59. En relación con los alegatos de maltratos físicos y torturas a sindicalistas, recordó que los gobiernos deberían dar las instrucciones necesarias para que ningún detenido sea objeto de malos tratos, e imponer sanciones eficaces en aquellos casos en que se demuestre que se han cometido y subrayó la importancia que conviene atribuir al principio consagrado en el Pacto Internacional de Derechos Civiles y Políticos, según el cual toda persona privada de libertad será tratada humanamente y con el respeto inherente al ser humano.

(Véase 278.o informe, caso núm. 1527 (Perú), párrafo 238; véanse también Recopilación de 1985, párrafo 86; 268.o informe, caso núm. 1425 (Fiji), párrafo 448, y 295.o informe, caso núm. 1732 (República Dominicana), párrafo 356.)

60. El Comité ha considerado que durante el período de detención, los sindicalistas, al igual que cualquier persona, deben gozar de las garantías previstas en la Declaración Universal de Derechos Humanos y en el Pacto Internacional de Derechos Civiles y Políticos.

(Véase Recopilación de 1985, párrafo 83.)

61. Un clima de violencia contra sindicalistas y sus familiares no propicia el libre ejercicio de los derechos sindicales que consagran los Convenios núms. 87 y 98, y todo Estado tiene la obligación de garantizarlos.

(Véase 295.o informe, caso núm. 1739 (Venezuela), párrafo 396.)
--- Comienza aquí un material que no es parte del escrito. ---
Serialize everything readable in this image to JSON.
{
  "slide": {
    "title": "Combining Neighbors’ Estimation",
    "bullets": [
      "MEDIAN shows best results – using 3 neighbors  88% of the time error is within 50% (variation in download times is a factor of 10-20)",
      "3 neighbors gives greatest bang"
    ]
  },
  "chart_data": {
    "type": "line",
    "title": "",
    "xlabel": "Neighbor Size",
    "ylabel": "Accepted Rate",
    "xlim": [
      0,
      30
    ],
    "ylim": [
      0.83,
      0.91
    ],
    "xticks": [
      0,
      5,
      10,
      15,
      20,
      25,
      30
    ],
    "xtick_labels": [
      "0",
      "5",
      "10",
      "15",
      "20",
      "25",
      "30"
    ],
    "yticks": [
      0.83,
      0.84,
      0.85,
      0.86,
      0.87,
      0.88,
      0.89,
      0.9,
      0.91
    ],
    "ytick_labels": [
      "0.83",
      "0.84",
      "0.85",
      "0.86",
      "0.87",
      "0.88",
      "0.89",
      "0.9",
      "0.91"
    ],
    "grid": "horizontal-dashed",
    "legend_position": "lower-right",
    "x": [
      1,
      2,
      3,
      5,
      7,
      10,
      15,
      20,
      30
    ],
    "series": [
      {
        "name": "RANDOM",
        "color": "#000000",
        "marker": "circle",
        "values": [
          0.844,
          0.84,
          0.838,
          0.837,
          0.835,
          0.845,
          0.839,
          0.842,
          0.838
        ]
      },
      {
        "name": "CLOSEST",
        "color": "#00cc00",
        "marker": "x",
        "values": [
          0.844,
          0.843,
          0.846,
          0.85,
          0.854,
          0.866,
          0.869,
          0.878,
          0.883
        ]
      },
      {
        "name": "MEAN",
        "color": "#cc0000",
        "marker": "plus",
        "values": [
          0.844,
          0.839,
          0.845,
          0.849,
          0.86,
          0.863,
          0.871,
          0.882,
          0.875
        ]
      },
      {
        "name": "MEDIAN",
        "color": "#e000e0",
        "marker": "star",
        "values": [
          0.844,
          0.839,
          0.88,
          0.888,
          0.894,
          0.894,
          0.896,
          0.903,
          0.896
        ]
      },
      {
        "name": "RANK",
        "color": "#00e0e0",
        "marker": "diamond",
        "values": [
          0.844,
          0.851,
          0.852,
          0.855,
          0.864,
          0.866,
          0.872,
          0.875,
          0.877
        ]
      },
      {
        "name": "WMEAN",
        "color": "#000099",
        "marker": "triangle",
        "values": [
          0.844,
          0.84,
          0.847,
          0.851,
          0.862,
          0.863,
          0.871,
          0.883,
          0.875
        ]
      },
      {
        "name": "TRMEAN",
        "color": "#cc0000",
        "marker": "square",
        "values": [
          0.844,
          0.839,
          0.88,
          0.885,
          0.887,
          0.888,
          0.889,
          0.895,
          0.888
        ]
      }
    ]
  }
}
62. Un clima de violencia, de presiones y de amenazas de toda índole contra dirigentes sindicales y sus familiares no propicia el libre ejercicio y el pleno disfrute de los derechos y libertades que consagran los Convenios núms. 87 y 98 y todo Estado tiene la ineludible obligación de fomentar y mantener un clima social donde impere el respeto a la ley, como único medio para garantizar el respeto y la protección a la vida.

(Véase 283.er informe, caso núm. 1538 (Honduras), párrafo 252.)
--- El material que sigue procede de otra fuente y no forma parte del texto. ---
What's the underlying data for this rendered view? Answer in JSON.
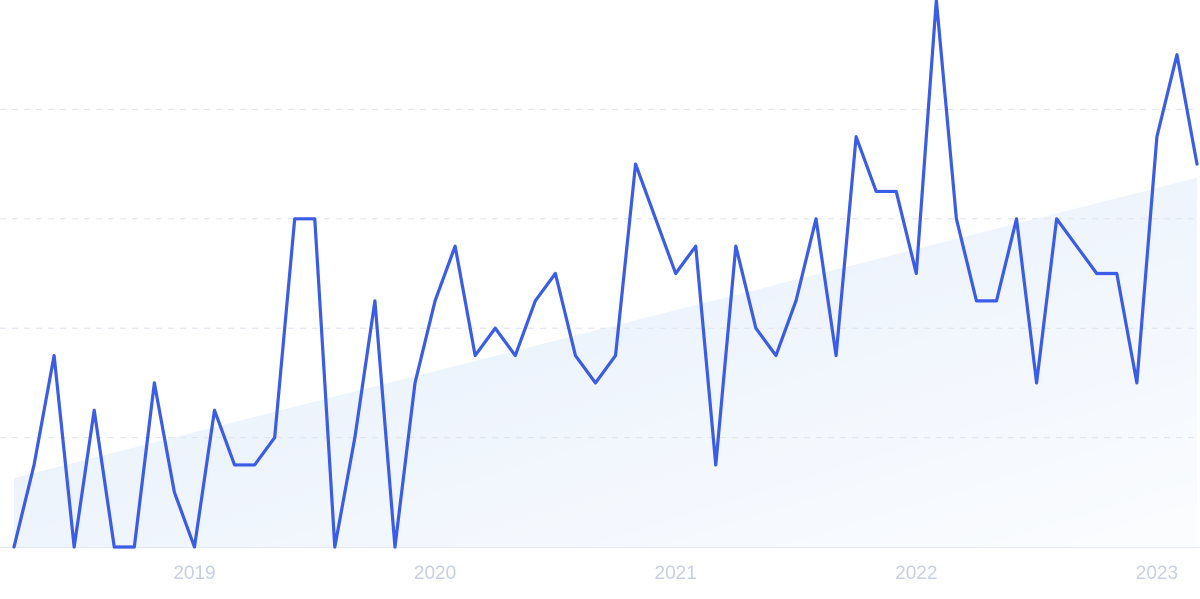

63. El ambiente de temor que resulta de amenazas de muerte a sindicalistas no puede sino incidir desfavorablemente en el ejercicio de las actividades sindicales, ya que dicho ejercicio sólo es posible dentro del respeto de los derechos humanos fundamentales y en un clima desprovisto de violencia, de presiones o amenazas de toda índole.

(Véase 259.o informe, casos núms. 1429, 1436, 1636, 1657 y 1665 (Colombia), párrafo 660.)